# 100% Payback



## SB2 (Jun 9, 2009)

Lake Erie here we come! OWF Early Bird Entries Have begun, Early Bird for our CBC Ends June 1st. Get your Entries in Now!

Early Birds get:

1. Entered in to a drawing for a $250 Traxtech Gift Certificate
2. First Choice of boat #
3. And a $50 Discount

Get them in Fellows

www.fishowf.com

Thanks 
OWF Committee


----------



## blue dolphin (Jul 18, 2004)

Really looking foward to this series this year. 100% payback is a first for walleye tourneys that I know of. Defintley going to be fun. BD


----------



## jrbird (Jan 16, 2011)

This will be my first time fishing a tournament. Looking foward to the expieriace, and to meetting new people. First tournament is in lorian. Good luck to all.


----------



## Papascott (Apr 22, 2004)

Great circuit! Now If we could only have a tournament with pleasant wind's lol


----------



## Tom Means (Mar 7, 2008)

Blue Dolphin,

Actually for 2 years in a row the N.E.W.C. had payouts that exceeded 100%.

The Lake Erie circuit does look like a good time, I wish I wasn't always running so many charity events so I could come play as well.
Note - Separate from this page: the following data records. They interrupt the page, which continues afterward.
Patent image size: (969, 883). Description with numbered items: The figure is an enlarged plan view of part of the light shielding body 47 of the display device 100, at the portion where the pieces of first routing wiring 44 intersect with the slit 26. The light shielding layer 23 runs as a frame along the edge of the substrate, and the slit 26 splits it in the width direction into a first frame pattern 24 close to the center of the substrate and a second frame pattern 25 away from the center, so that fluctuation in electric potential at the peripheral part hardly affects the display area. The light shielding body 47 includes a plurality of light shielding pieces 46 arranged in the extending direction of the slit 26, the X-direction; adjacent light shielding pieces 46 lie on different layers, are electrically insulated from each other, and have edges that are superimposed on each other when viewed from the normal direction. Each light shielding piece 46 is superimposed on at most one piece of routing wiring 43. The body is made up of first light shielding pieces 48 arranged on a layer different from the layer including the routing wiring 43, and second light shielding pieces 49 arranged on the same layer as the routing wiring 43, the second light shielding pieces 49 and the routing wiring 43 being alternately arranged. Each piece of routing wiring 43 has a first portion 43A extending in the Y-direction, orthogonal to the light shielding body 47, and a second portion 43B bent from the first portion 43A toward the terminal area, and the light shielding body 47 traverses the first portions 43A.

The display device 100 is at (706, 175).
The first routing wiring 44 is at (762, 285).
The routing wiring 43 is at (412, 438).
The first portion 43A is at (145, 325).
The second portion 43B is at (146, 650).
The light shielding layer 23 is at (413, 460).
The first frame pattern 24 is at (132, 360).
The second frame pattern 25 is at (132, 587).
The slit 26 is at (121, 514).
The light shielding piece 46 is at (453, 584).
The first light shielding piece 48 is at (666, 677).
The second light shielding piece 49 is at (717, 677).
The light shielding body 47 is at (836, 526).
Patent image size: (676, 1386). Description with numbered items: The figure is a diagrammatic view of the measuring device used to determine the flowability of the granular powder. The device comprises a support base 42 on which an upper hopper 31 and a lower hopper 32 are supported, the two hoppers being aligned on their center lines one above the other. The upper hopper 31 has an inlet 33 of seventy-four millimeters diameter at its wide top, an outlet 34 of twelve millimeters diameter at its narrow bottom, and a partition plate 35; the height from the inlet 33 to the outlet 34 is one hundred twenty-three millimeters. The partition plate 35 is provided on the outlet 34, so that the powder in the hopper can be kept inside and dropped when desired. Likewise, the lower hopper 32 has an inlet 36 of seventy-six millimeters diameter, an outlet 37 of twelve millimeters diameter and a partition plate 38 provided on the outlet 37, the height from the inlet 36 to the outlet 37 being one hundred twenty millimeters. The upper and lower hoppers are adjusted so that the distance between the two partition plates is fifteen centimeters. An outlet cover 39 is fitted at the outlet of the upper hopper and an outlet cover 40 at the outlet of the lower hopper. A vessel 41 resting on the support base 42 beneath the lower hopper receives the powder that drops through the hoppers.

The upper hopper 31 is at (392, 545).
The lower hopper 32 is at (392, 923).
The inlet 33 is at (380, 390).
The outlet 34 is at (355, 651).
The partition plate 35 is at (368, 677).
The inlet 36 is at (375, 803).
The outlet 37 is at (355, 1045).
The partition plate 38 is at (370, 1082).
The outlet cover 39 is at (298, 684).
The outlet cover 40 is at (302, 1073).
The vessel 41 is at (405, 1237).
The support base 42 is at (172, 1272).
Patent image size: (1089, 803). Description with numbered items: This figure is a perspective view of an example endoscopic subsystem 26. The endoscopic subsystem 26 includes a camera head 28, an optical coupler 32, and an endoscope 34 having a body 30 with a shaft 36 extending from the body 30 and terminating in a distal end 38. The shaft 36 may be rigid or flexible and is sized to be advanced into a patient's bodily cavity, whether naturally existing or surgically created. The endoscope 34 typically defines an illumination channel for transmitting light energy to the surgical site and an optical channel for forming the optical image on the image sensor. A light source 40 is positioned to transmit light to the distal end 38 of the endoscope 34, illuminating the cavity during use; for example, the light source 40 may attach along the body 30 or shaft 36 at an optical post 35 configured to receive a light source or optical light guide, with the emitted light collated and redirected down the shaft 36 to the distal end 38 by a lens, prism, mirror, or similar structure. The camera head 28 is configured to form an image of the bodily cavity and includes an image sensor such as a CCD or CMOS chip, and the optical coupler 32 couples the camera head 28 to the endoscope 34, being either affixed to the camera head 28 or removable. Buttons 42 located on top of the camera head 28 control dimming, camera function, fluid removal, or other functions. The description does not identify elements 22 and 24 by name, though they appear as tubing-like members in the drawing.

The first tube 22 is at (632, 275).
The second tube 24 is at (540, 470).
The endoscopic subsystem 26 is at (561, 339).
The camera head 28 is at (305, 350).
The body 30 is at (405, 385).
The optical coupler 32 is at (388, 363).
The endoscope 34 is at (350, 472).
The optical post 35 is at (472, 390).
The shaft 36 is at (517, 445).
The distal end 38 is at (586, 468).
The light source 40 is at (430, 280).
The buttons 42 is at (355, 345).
Hope to See you and Nicholas at our Mosquito event on May 1st, 60 teams pays $ 5,000.00 1st place, and $ 1,200.00 big fish.

I will see you at Port Clinton FLW, look for the Case Cutlery Ranger.

Tom Means


----------



## angler2002 (May 9, 2005)

According to my math the Mosquito NEWC tournament had a payout of 70% not 100%.

1st place 2500
2nd place 1100
3rd place 900
4th place 700
5th place 600
Big Fish 700
$100 giveaway
Total 6600

36 teams @ $260 per team = 9360

6600/9360=70%

Where is the other 30%?

Mitch Shipman


----------